What? My girl was having issues and I didn’t know anything about it yet my husband did? How come? Was it easier to talk to her father than me?
A dark cloud of doom settled above my head. I tried to analyse the past few days and pinpoint a moment where she had seemed anguished. It was usually physics and Spanish that was the main arena for despair.
I got up and went to my computer and looked at her Facebook page. My God, it come to this. I had to check what they were telling the world to know the intimate feelings of my own children?
Her status seemed innocuous enough in that she detested badminton. Nothing new there then. Whacking a shuttlecock around in my gym knickers never did it for me either.
I went and knocked on her brother’s door and asked, “What’s wrong with your sister?”
“Narrow it down a bit for me Ma, I have so many of them that there is probably a collective noun for them.” I sighed.
“I’m talking about the eldest one. Dad knows something I don’t. Should I be concerned? Is it serious? Is she being bullied?”
“No ma, she is not being bullied”.
“Oh, so there is something then and I am the last to know”. He turned once again to his computer as though in an attempt to block me out.
“What is it?” I demanded. He refused to look at me but just said, “Just let it go mum ok?” before turning the volume up.
I exited his room distracted. I have spent the last 17 years doing everything but breathe for my children and now, just as they are growing up and when I thought we might be friends where they would tell me everything, it would seem in fact, as though they view me as the inaccessible, judgemental, indifferent mothers of yore.

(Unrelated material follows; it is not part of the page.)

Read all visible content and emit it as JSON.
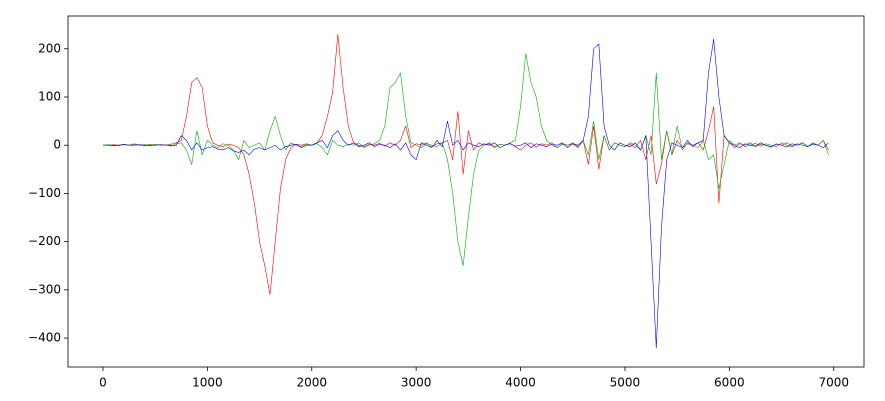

I might as well have sent them to boarding school like several of my friends did with their darlings. They seem to cope far better with remote teenagers and are not in the slightest wounded by their offspring’s lack for need of a maternal confidant.
Hubby looked more than bewildered when I left the house 10 minutes later in my gym kit, my eyes puffy and my face blotchy.
“I’m going to Legs, Bums and Tums”, I sniffled. It was a hard workout and momentarily the pain in my glutes and hamstrings over-rode the pain in my heart but, as we stretched to some gentle exercises to cool down my thoughts once again drifted to those of my children. Luckily Mags was there and having seen my lachrymose appearance had mouthed during a Beyonce number “Want to talk?” Having been in the middle of a fast, grapevine routine however, talking had been out of the question and I’d meekly nodded.
Later, we sat in the village pub in front of a roaring log fire, cradling a diet coke each and I poured out my misgivings to her. “I might as well move out Mags”, I said, “I’ll take the babies with me but the others don’t need me. Hell you wouldn’t put up with a job where your colleagues made you feel so unvalued and there was such little job satisfaction. I may as well hand in my notice. Let’s be honest, they can pay someone to wash and cook and clean their bedrooms”. Expecting her to nudge me in a ‘come on it’s not that bad’ way, she didn’t. Instead, she listened intently and added, soberly, “Find a flat big enough and I’ll come with you”.